Dalam Islam, negara memiliki tanggung jawab memperbaiki ekonomi umat. Jika pun ingin mengejar pertumbuhan ekonomi nasional, negara akan berupaya mengelola sumber-sumber ekonomi, seperti industri, pertanian, perdagangan. Oleh karenanya, negara tidak perlu membebani dunia pendidikan atau pesantren yang akan menyalahi tupoksi utamanya sebagai pencetak generasi pejuang, berakidah Islam, dan bersyahsiah Islam.

Santri dan segala potensi yang dimilikinya adalah bagian dari generasi muslim dan aset milik umat. Mereka harus dididik berdasarkan pendidikan Islam, tanpa melibatkannya pada hal-hal yang bersifat duniawi sehingga menjauhkannya dari perjuangan hakiki seorang santri.
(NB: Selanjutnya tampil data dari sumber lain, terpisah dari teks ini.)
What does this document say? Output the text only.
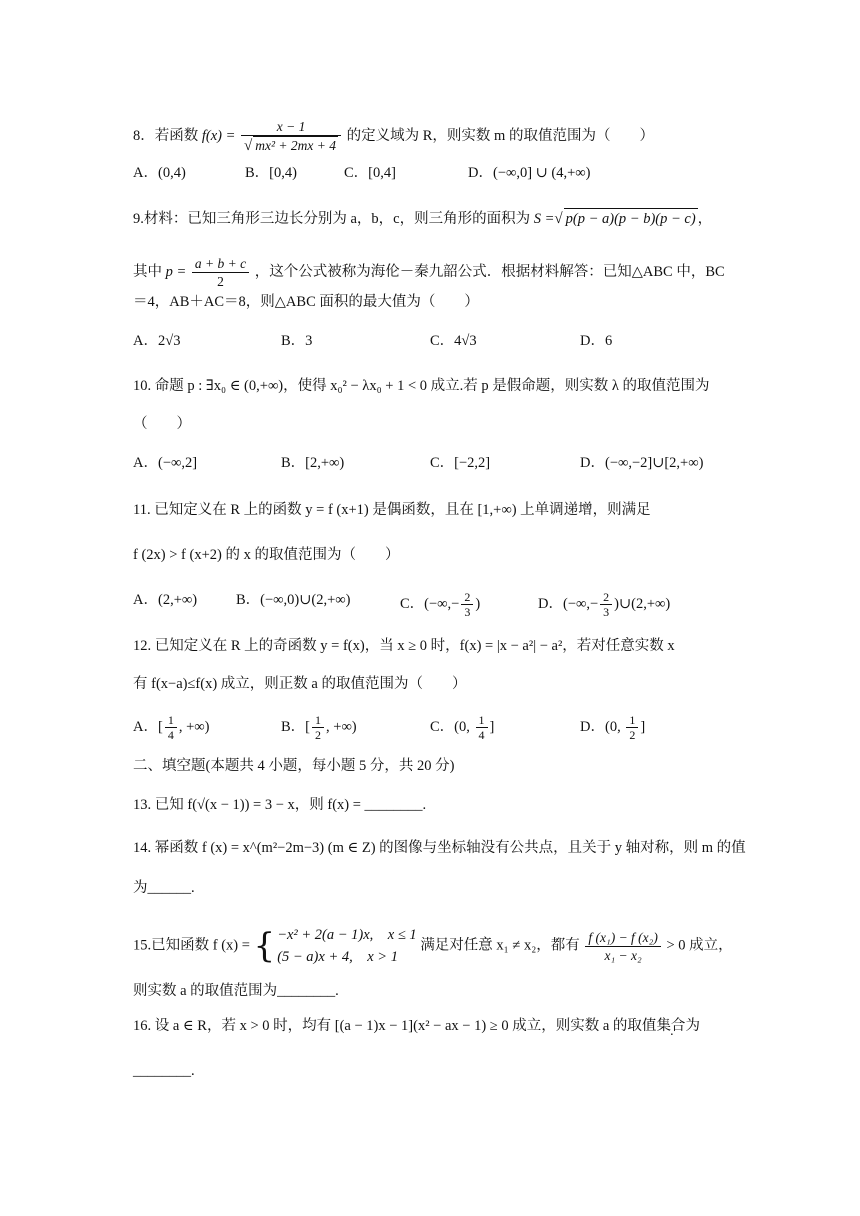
8．若函数 $f(x) = \frac{x - 1}{\text{√ mx² + 2mx + 4}}$ 的定义域为 R，则实数 m 的取值范围为（　　）
A．(0,4)	B．[0,4)	C．[0,4]	D．(−∞,0] ∪ (4,+∞)
9.材料：已知三角形三边长分别为 a，b，c，则三角形的面积为 S =√ p(p − a)(p − b)(p − c) ，
其中 $p = \frac{a + b + c}{2}$ ，这个公式被称为海伦－秦九韶公式．根据材料解答：已知△ABC 中，BC
＝4，AB＋AC＝8，则△ABC 面积的最大值为（　　）
A．2√3	B．3	C．4√3	D．6
10. 命题 p : ∃x₀ ∈ (0,+∞)，使得 x₀² − λx₀ + 1 < 0 成立.若 p 是假命题，则实数 λ 的取值范围为
（　　）
A．(−∞,2]	B．[2,+∞)	C．[−2,2]	D．(−∞,−2]∪[2,+∞)
11. 已知定义在 R 上的函数 y = f (x+1) 是偶函数，且在 [1,+∞) 上单调递增，则满足
f (2x) > f (x+2) 的 x 的取值范围为（　　）
A．(2,+∞)	B．(−∞,0)∪(2,+∞)	C．(−∞,− $\frac{2}{3}$ )	D．(−∞,− $\frac{2}{3}$ )∪(2,+∞)
12. 已知定义在 R 上的奇函数 y = f(x)，当 x ≥ 0 时，f(x) = |x − a²| − a²，若对任意实数 x
有 f(x−a)≤f(x) 成立，则正数 a 的取值范围为（　　）
A．[ $\frac{1}{4}$ , +∞)	B．[ $\frac{1}{2}$ , +∞)	C．(0, $\frac{1}{4}$ ]	D．(0, $\frac{1}{2}$ ]
二、填空题(本题共 4 小题，每小题 5 分，共 20 分)
13. 已知 f(√(x − 1)) = 3 − x，则 f(x) = ________.
14. 幂函数 f (x) = x^(m²−2m−3) (m ∈ Z) 的图像与坐标轴没有公共点，且关于 y 轴对称，则 m 的值
为______.
15.已知函数 f (x) = { −x² + 2(a − 1)x,　x ≤ 1
(5 − a)x + 4,　x > 1
满足对任意 x₁ ≠ x₂，都有 $\frac{\text{f (x₁) − f (x₂)}}{\text{x₁ − x₂}} > 0$ 成立，
则实数 a 的取值范围为________.
16. 设 a ∈ R，若 x > 0 时，均有 [(a − 1)x − 1](x² − ax − 1) ≥ 0 成立，则实数 a 的取值集合为
________.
Ibarat sumber mata air, santri memiliki kewajiban dalam perjuangan mengajak umat meninggalkan kemaksiatan menuju ketaatan total kepada Allah Swt..

Sebagaimana yang ditulis K.H. Hasyim Asy’ari dalam kitabnya "Adabul ‘Alim wal Muta’alim" menerangkan bahwa penuntut ilmu maupun pendidik haruslah senantiasa mendekatkan diri kepada Allah Swt. dalam setiap kondisi, takut akan murka Allah Swt., berpedoman pada hukum Allah Swt. dalam setiap hal, menghidupkan syiar dan menjalan syariat Islam, memperjuangkan kemashlahatan umat Islam.

Dengan demikian, maka penting mengembalikan peran santri dan pesantren untuk perjuangan menerapkan aturan Islam dalam kehidupan. Sebab, pemberdayaan santri pada hakikatnya adalah mengembalikan peran mereka sebagai generasi pejuang, menjadi garda terdepan guna membangkitkan pemikiran umat menuju kebangkitan Islam. Wallahu a’lam. [ry].